“I feel sorry for you”, said the man and disappeared in the bowels of the metro. Walking around Paris with a crutch was indeed not easy. I was against bringing it in the first place. It´s so diminishing for a man. But after a lot of insisting on the part of my girlfriend I gave in.
It was a warm and sunny September day. We met my aunt for lunch and then walked all the way to the right bank to have a coffee and a cake in an outdoor café. We sipped our drinks looking at the hustle and bustle of the Parisian life. I told my aunt Paris was great but it was not what it used to be. We laughed over it and she punched me in the mouth.
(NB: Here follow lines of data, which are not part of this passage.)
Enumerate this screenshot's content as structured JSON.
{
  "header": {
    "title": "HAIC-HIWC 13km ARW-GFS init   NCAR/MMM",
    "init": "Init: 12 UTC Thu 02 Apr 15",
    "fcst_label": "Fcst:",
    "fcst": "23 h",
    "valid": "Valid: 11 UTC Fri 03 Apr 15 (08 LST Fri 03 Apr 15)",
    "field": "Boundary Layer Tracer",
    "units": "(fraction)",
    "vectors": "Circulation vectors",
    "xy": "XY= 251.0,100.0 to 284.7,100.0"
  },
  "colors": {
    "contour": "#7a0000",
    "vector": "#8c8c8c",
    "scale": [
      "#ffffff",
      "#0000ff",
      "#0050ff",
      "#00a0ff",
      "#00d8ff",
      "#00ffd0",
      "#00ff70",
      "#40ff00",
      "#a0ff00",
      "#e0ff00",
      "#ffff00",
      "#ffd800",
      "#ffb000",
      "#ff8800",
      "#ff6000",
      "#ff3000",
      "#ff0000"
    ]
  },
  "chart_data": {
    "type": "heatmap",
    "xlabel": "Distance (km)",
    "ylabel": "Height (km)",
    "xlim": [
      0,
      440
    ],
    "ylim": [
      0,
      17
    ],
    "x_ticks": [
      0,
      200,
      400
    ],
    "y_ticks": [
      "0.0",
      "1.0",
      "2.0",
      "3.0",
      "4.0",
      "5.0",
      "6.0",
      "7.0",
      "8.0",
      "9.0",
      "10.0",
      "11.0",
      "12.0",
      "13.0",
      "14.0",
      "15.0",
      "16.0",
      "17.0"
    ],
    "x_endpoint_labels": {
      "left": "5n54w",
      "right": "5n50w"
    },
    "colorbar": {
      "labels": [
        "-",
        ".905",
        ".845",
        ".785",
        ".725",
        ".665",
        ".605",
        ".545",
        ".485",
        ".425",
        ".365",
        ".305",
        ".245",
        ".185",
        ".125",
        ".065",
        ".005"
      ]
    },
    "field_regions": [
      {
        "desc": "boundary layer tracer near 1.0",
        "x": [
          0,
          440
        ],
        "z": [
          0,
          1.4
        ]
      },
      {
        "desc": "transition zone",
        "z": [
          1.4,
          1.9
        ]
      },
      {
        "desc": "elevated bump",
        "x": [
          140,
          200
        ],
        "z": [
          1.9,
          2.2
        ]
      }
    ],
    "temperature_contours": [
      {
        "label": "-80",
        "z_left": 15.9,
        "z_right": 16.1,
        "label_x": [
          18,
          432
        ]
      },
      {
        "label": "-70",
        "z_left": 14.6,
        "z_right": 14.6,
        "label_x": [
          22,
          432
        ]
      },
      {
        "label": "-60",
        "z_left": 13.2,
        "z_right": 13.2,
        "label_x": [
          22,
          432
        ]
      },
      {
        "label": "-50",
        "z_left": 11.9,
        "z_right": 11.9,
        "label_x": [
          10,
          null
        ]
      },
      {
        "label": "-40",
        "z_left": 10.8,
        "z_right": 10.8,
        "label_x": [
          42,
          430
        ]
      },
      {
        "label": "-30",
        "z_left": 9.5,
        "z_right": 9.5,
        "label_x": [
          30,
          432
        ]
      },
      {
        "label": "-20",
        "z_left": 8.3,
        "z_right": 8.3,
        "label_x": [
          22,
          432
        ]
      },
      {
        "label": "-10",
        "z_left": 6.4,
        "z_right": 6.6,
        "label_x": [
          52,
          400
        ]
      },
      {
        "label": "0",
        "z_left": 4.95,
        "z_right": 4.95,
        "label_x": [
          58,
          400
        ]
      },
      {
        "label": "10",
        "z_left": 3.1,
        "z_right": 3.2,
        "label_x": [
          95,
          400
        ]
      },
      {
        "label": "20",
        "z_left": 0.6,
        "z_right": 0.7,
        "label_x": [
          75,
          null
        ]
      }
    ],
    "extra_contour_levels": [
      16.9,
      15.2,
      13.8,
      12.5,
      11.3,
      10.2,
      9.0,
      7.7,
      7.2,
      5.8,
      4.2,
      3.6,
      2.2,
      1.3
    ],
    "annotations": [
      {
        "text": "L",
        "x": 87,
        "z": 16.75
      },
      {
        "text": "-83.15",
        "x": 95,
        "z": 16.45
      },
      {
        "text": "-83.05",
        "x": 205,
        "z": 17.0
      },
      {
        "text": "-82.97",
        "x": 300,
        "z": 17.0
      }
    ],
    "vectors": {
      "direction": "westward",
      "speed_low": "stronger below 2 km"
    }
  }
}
In the evening we went to see a theatre show and then grabbed a late-night dinner in Brasserie Lipp in Boulevard Saint Germain. Simone de Beauvoir was not there. Instead, we ran into Woody Allen. He was in town shooting his latest film. We told him his latest films were good but not great. We laughed over it. Then he punched us in the mouth.
We left after midnight. Our hotel near Gare de l´est was smelly but comfy. We fell asleep just as the first flickers of the new dawn appeared in the east. I had a dream in which my girlfriend had a Dali-like moustache. She was drawing giraffes in aquarelle. I woke up and hit my head on the reading lamp. It was time to leave Paris.